У меня есть кадр данных, как показано ниже:
id, dt, value
id1,2018-08-02 09:19:37, 2
id1,2018-08-02 09:19:47, 3
id1,2018-08-02 09:19:57, 6
......
id1,2018-08-03 04:49:27, 2
id1,2018-08-03 04:49:37, 4
id1,2018-08-03 04:49:47, 5
1) с print(type(df))
показывает, что это pandas.core.frame.DataFrame
2) с print("df.dtypes =",df.dtypes)
,Я получаю:
id object
dt datetime64[ns]
value int32
3) Затем я делаю следующее:
df.value = df.value.astype(float)
df.time = pd.to_datetime(df.dt)
sub_df = df[["dt", "value"]]
print("type(sub_df) ", type(sub_df))
`print("sub_df.dtypes", sub_df.dtypes)`,
Получаю
<class 'pandas.core.frame.DataFrame'>
dt datetime64[ns]
value float64
dtype: object
4) Затем
df_grouped_by_day = df.groupby(sub_df.dt.dt.date).value.mean()

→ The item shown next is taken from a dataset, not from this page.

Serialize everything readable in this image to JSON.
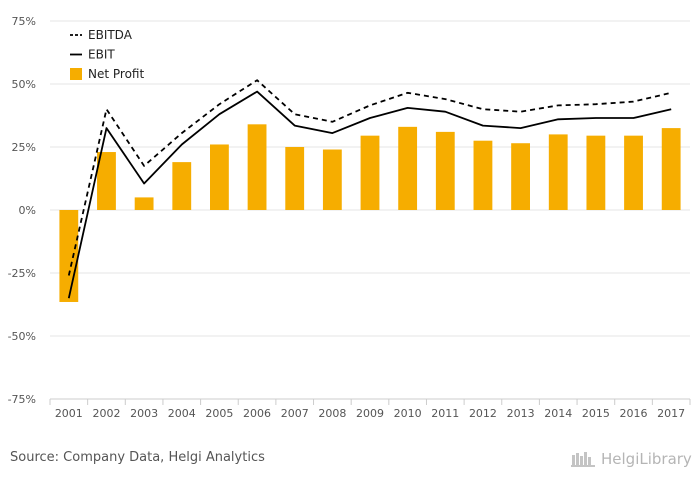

print("type(df_grouped_by_day) ",type(df_grouped_by_day))
print("df_grouped_by_day ", df_grouped_by_day.dtypes)
получить
<class 'pandas.core.series.Series'>
float64
5) Наконец, я делаю
df_grouped_by_day["value"] = df_grouped_by_day["value"].astype(float) - df_grouped_by_day["value"].astype(float).shift(1)
Здесь я получил ошибку TypeError: 'str' object cannot be interpreted as an integer
Пожалуйста, не могли бы вы помочь, где я делаюнеправильно?Большое спасибо.